President of BMR Jamaica, Bruce Levy, told Prime Minister Andrew Holness and other visitors recently that the company is now eyeing expansion of renewable energy generation in Jamaica, not just in wind but also solar.
“This is not the only (renewable energy) plant we expect to have in Jamaica, (and) we expect to expand this one,” Levy declared during a welcoming ceremony at the headquarters of the wind farm in Potsdam.
“We are also looking at other places to build renewable plants …” he added.
Levy later told journalists that BMR was assessing the possibility of three additional wind turbines on “empty (leased) lands” at Potsdam and solar plants elsewhere in Jamaica.
He spoke of “opportunities to do solar in several places in Jamaica … we need flat land (for solar). wherever there is flat land, the sun is strong — all over Jamaica — so we think there are opportunities for solar plants there,” he said.
Acquired last year by renowned entrepreneur Richard Branson’s Virgin Group, the wind farm at Potsdam — down the road from Munro College — boasts 11 state-of-the-art wind turbines, each producing 3.3 megawatts of power, for a total of 36 megawatts.
The BMR project, which cost over US$89 million to develop, fits into a drive by successive governments to reduce the country’s oil bill through renewable energy generation. According to the 2016 Economic & Social Survey Jamaica, “The share of energy generated from renewable energy sources increased to 10.5 per cent of total generation from eight per cent in 2015”. The survey document identified BMR, Wigton Windfarm in Rose Hill, Manchester, and a solar photovoltaic power plant in Content Village, Clarendon, as major contributors to renewable energy generation.
Among renewable projects to come is a 37-MW solar photovoltaic plant in Westmoreland, set for completion in late 2018.
While the value of Jamaica’s oil imports has fallen dramatically in recent years in line with plummeting prices globally, it [oil imports] remained a major burden at $968.4 million in 2016. That was down from approximately US$1.106 billion in 2015 and US$1.844 billion in 2014.
Holness told his audience at Potsdam that he believed it was possible to supply up to 50 per cent of energy needs through alternatives to fossil fuels. He pointed to “great potential in this (southern) side of the island, Manchester and St Elizabeth, for an expansion of wind-generation plants”.
He noted that the price of renewable energy to consumers, said to be about 10 to 12 US cents per kilowatt hour, was very competitive compared to fossil-based fuel sources.

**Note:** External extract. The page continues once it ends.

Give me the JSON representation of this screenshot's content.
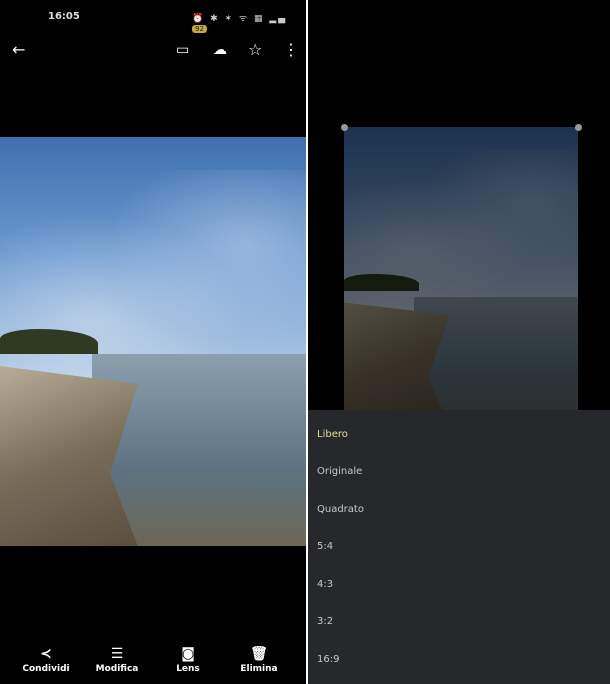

The government was doing a resource plan which will project future needs and “how we can supply those future needs integrating renewables, in particular wind and energy …” Holness said.
The prime minister said that while “intermittency of supply” presented a difficulty for renewable energy, rapidly improving technologies including battery technology was changing the situation for the better.
Holness hailed BMR’s policy of integrating the community by allowing local farmers to operate in and around the wind plant.
Levy told journalists that while there had been some initial problems with some farmers wanting to use fire as part of land preparation, such issues had been resolved.
“We have talked to them (farmers) about it, we have set some boundaries — so that their goats for instance don’t come too close to the turbines,” said Levy.
He praised the National Land Agency, which owns the lands at Potsdam, for being “very involved to make sure” BMR’s “partnership” with the community works well.